Peter Häberle is a German legal scholar, specialising in constitutional law.

Biography

Häberle is the son of Hugo Häberle, a medical doctor, and Ursula Häberle.
Häberle studied law in Tübingen, Bonn, Freiburg im Breisgau and Montpellier. In 1961 he received his juris doctor under supervision of Konrad Hesse at the faculty of law, Albert-Ludwigs-Universität Freiburg. His thesis, titled "Die Wesensgehaltgarantie des Art. 19 Abs. 2 Grundgesetz", became both influential and controversial.
In 1970 Häberle attained his habilitation in Freiburg im Breisgau with a work on "Öffentliches Interesse als juristisches Problem". After deputizing as professor in Tübingen he became a professor of law in Marburg himself. Later he moved to the Universities of Augsburg and Bayreuth. He served also as visiting professor at the University of St. Gallen.
Häberle's works have been translated into 18 languages. He was honored by an international Festschrift for his 70th birthday.
Much like his academic teacher Konrad Hesse, Häberle stands in the tradition of the Rudolf Smend school of thought. He has publicly acknowledged this fact in a lot of his works.
In 1994 Peter Häberle received the honorary doctorate of the faculty of law of the Aristotle University of Thessaloniki, in 2000, 2003 and 2007 from the respective faculties in Granada, the Catholic University of Lima and the University of Lisbon. In 2005 the University of Brasília awarded him with an honorary doctorate. Further honors have included the "Great officer of the Republic of Italia"-order, the medals of honor of the Constitutional courts in Rome and Lima, the German and the Bavarian cross of merit.
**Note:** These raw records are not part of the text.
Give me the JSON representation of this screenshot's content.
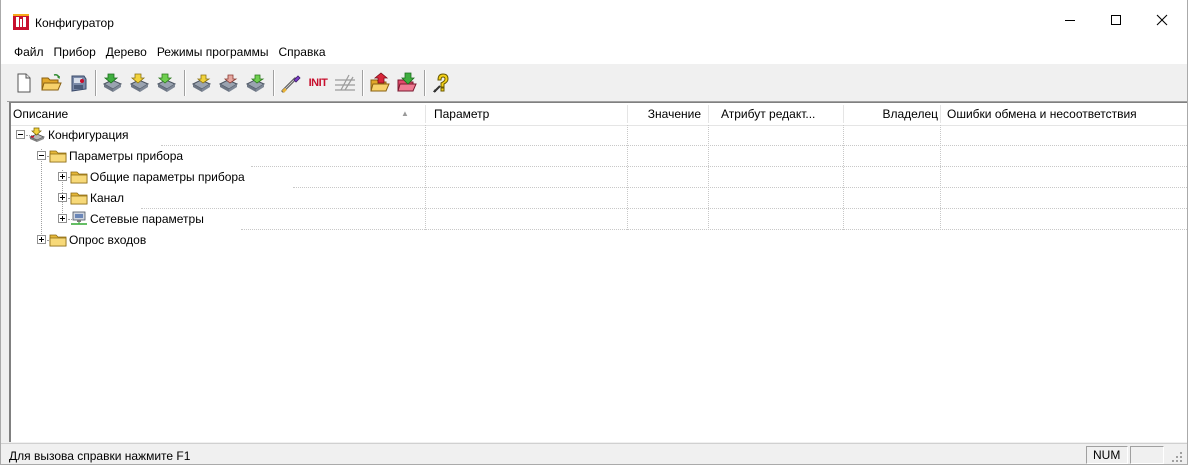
{
  "window": {
    "title": "Конфигуратор"
  },
  "menu": [
    "Файл",
    "Прибор",
    "Дерево",
    "Режимы программы",
    "Справка"
  ],
  "toolbar": {
    "buttons": [
      "new-file-icon",
      "open-folder-icon",
      "save-device-icon",
      "read-all-icon",
      "read-changed-icon",
      "read-selected-icon",
      "write-all-icon",
      "write-changed-icon",
      "write-selected-icon",
      "wand-icon",
      "init-icon",
      "settings-icon",
      "upload-icon",
      "download-icon",
      "help-icon"
    ],
    "init_label": "INIT"
  },
  "columns": [
    "Описание",
    "Параметр",
    "Значение",
    "Атрибут редакт...",
    "Владелец",
    "Ошибки обмена и несоответствия"
  ],
  "tree": [
    {
      "label": "Конфигурация",
      "level": 0,
      "expanded": true,
      "icon": "configuration-icon"
    },
    {
      "label": "Параметры прибора",
      "level": 1,
      "expanded": true,
      "icon": "folder-icon"
    },
    {
      "label": "Общие параметры прибора",
      "level": 2,
      "expanded": false,
      "icon": "folder-icon"
    },
    {
      "label": "Канал",
      "level": 2,
      "expanded": false,
      "icon": "folder-icon"
    },
    {
      "label": "Сетевые параметры",
      "level": 2,
      "expanded": false,
      "icon": "network-icon"
    },
    {
      "label": "Опрос входов",
      "level": 1,
      "expanded": false,
      "icon": "folder-icon"
    }
  ],
  "status": {
    "text": "Для вызова справки нажмите F1",
    "num": "NUM"
  },
  "colors": {
    "folder": "#f2c94c",
    "accent_green": "#3fae3f",
    "accent_red": "#d9263a"
  }
}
Guttenberg plagiarism scandal

Peter Häberle supervised the 2006 doctoral thesis of German politician Karl-Theodor zu Guttenberg. Guttenberg's dissertation was later shown to contain copies of texts from the Neue Zürcher Zeitung, the Frankfurter Allgemeine Zeitung, a speech by his predecessor as defense minister, and many other sources, including his main supervisor, Häberle himself. The dissertation had been awarded a rare "summa cum laude", as recommended by Häberle. However, the PhD degree was revoked in February 2011 for extensive violations of regulations concerning the citation of sources. Initially Häberle had defended the thesis of Guttenberg, whom he considered "one of his best students", against accusations of plagiarism, calling them "absurd". However, he later said that his first spontaneous reaction had been "too rash" and that he hadn't been aware of the extent of the flaws in Guttenberg's dissertation. Häberle said that these flaws were "severe" and "not acceptable". He did not address his own failure to identify the flaws of the dissertation.